TiAlCrNiSiNbx high-entropy alloy films (HEFs) with varying Nb concentrations were deposited using multi-target magnetron co-sputtering at a controlled sputtering power. At room temperature (RT), 300 ℃, 500 ℃ and 700 ℃, the average coefficients of friction (COF) and wear rates of TiAlCrNiSNbx HEFs were lower than those of TC4 alloy. TiAlCrNiSiNbx HEF with a Nb content of 12.36 at% exhibited the best wear resistance at 700 ℃. A nanocomposite layer (∼260 nm) and a plastic deformation region (∼1.2 µm) formed on the film during the wear at 700 ℃. The Al2O3, Cr2O3, SiO2, and Nb2O5 in the nanocomposite layer facilitated the formation of a dense oxide layer.

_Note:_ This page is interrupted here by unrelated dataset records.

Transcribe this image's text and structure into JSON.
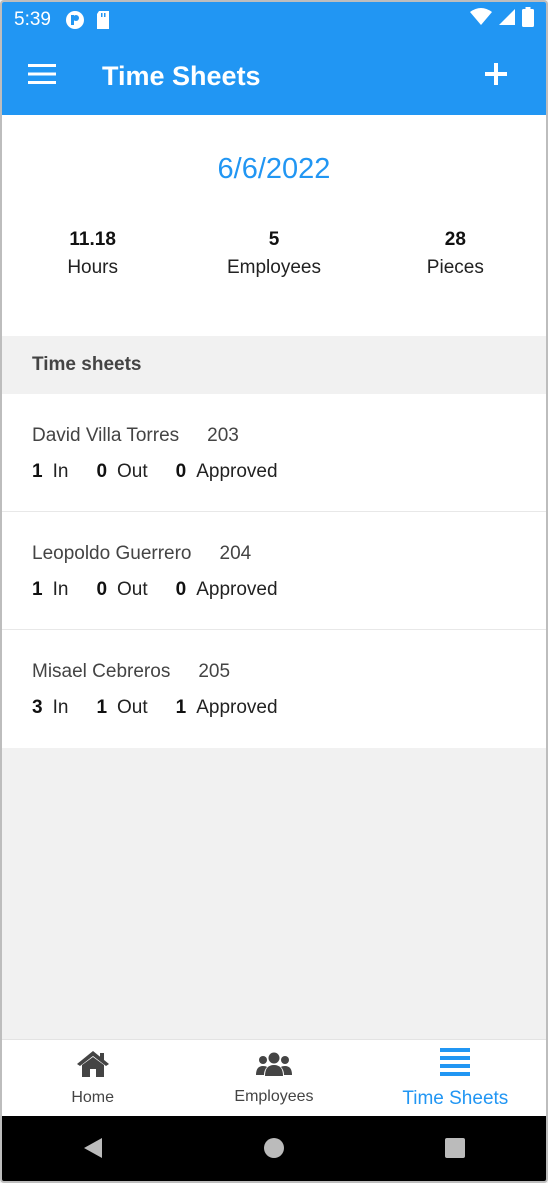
{
  "status_bar": {
    "time": "5:39"
  },
  "app_bar": {
    "title": "Time Sheets"
  },
  "summary": {
    "date": "6/6/2022",
    "stats": [
      {
        "value": "11.18",
        "label": "Hours"
      },
      {
        "value": "5",
        "label": "Employees"
      },
      {
        "value": "28",
        "label": "Pieces"
      }
    ]
  },
  "section": {
    "title": "Time sheets"
  },
  "rows": [
    {
      "name": "David Villa Torres",
      "number": "203",
      "in": "1",
      "in_label": "In",
      "out": "0",
      "out_label": "Out",
      "approved": "0",
      "approved_label": "Approved"
    },
    {
      "name": "Leopoldo Guerrero",
      "number": "204",
      "in": "1",
      "in_label": "In",
      "out": "0",
      "out_label": "Out",
      "approved": "0",
      "approved_label": "Approved"
    },
    {
      "name": "Misael Cebreros",
      "number": "205",
      "in": "3",
      "in_label": "In",
      "out": "1",
      "out_label": "Out",
      "approved": "1",
      "approved_label": "Approved"
    }
  ],
  "bottom_nav": [
    {
      "label": "Home",
      "icon": "home-icon"
    },
    {
      "label": "Employees",
      "icon": "people-icon"
    },
    {
      "label": "Time Sheets",
      "icon": "list-icon",
      "active": true
    }
  ],
  "colors": {
    "primary": "#2196f3",
    "background": "#f1f1f1"
  }
}
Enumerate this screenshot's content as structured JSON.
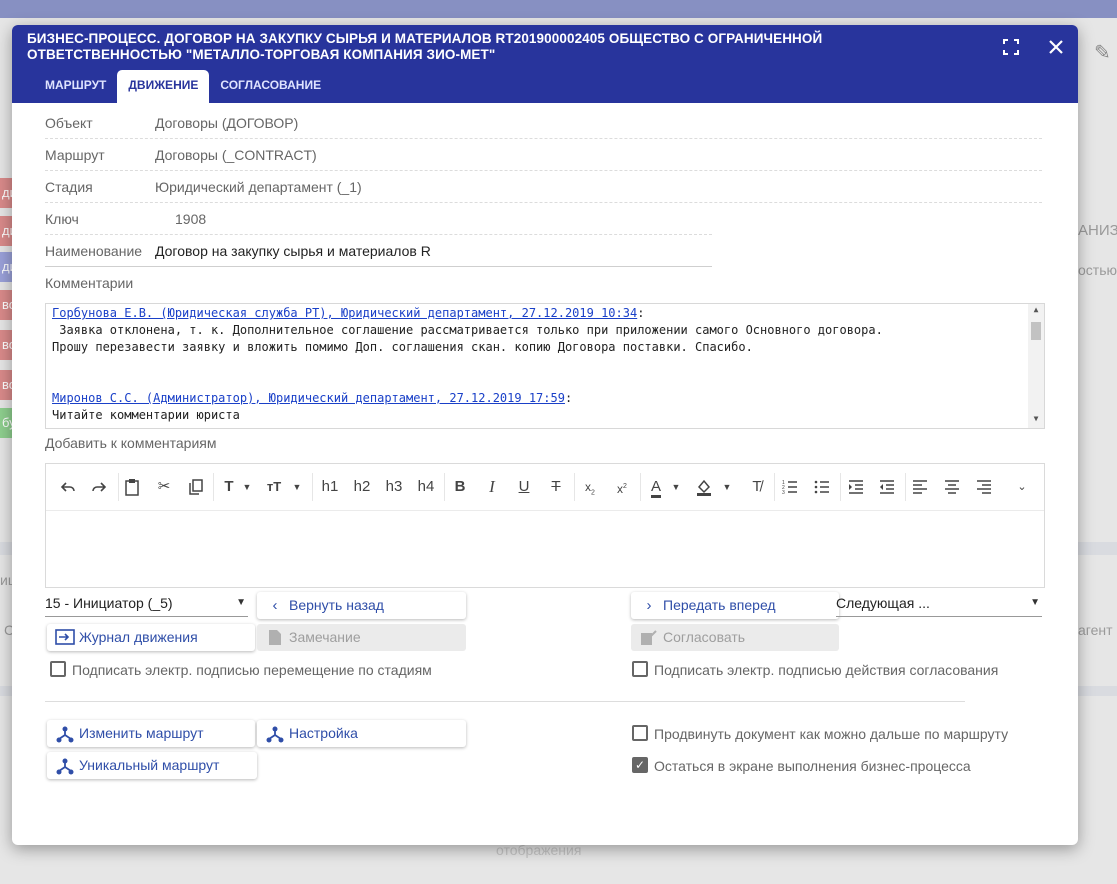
{
  "dialog": {
    "title": "Бизнес-процесс. Договор на закупку сырья и материалов RT201900002405 Общество с ограниченной ответственностью \"Металло-торговая компания ЗИО-МЕТ\"",
    "fullscreen_icon": "fullscreen-icon",
    "close_icon": "close-icon",
    "tabs": [
      {
        "label": "МАРШРУТ"
      },
      {
        "label": "ДВИЖЕНИЕ"
      },
      {
        "label": "СОГЛАСОВАНИЕ"
      }
    ],
    "active_tab": "ДВИЖЕНИЕ"
  },
  "fields": {
    "object": {
      "label": "Объект",
      "value": "Договоры (ДОГОВОР)"
    },
    "route": {
      "label": "Маршрут",
      "value": "Договоры (_CONTRACT)"
    },
    "stage": {
      "label": "Стадия",
      "value": "Юридический департамент (_1)"
    },
    "key": {
      "label": "Ключ",
      "value": "1908"
    },
    "name": {
      "label": "Наименование",
      "value": "Договор на закупку сырья и материалов  R"
    }
  },
  "comments": {
    "label": "Комментарии",
    "entries": [
      {
        "author": "Горбунова Е.В. (Юридическая служба РТ), Юридический департамент, 27.12.2019 10:34",
        "lines": [
          " Заявка отклонена, т. к. Дополнительное соглашение рассматривается только при приложении самого Основного договора.",
          "Прошу перезавести заявку и вложить помимо Доп. соглашения скан. копию Договора поставки. Спасибо."
        ]
      },
      {
        "author": "Миронов С.С. (Администратор), Юридический департамент, 27.12.2019 17:59",
        "lines": [
          "Читайте комментарии юриста"
        ]
      }
    ]
  },
  "add_comment": {
    "label": "Добавить к комментариям"
  },
  "toolbar": {
    "h1": "h1",
    "h2": "h2",
    "h3": "h3",
    "h4": "h4",
    "bold": "B",
    "italic": "I",
    "underline": "U"
  },
  "stage_select": {
    "value": "15 - Инициатор (_5)"
  },
  "next_select": {
    "value": "Следующая ..."
  },
  "buttons": {
    "back": "Вернуть назад",
    "forward": "Передать вперед",
    "journal": "Журнал движения",
    "remark": "Замечание",
    "approve": "Согласовать",
    "change_route": "Изменить маршрут",
    "settings": "Настройка",
    "unique_route": "Уникальный маршрут"
  },
  "checkboxes": {
    "sign_stages": {
      "label": "Подписать электр. подписью перемещение по стадиям",
      "checked": false
    },
    "sign_approval": {
      "label": "Подписать электр. подписью действия согласования",
      "checked": false
    },
    "advance_doc": {
      "label": "Продвинуть документ как можно дальше по маршруту",
      "checked": false
    },
    "stay_screen": {
      "label": "Остаться в экране выполнения бизнес-процесса",
      "checked": true
    }
  },
  "background": {
    "right_text_1": "АНИЗА",
    "right_text_2": "остью",
    "right_text_3": "агент",
    "left_text_1": "иц",
    "left_text_2": "С",
    "bottom_text": "отображения",
    "left_strip_labels": [
      "ди",
      "ди",
      "ди",
      "во",
      "во",
      "во",
      "бу"
    ],
    "left_strip_colors": [
      "#d98a8a",
      "#d98a8a",
      "#9aa0d8",
      "#d98a8a",
      "#d98a8a",
      "#d98a8a",
      "#8ecf8e"
    ],
    "pencil_icon": "pencil-icon"
  }
}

The cooperative deformation effect of nanocrystalline metal oxides and amorphous phases is conducive for inhibiting strain localization and enhancing wear resistance. The grain size of the nanocomposite layer was significantly refined, with an average size of 3.98 nm. This was attributed to the grain refinement caused by the interaction of dislocations and deformation twins in the plastic deformation region, which improved the strength and hardness of the film. The gradient nanostructure of the nanocomposite layer and plastic deformation region led to a more homogeneous plastic deformation, effective inhibition of strain localization and suppression of the micro-crack.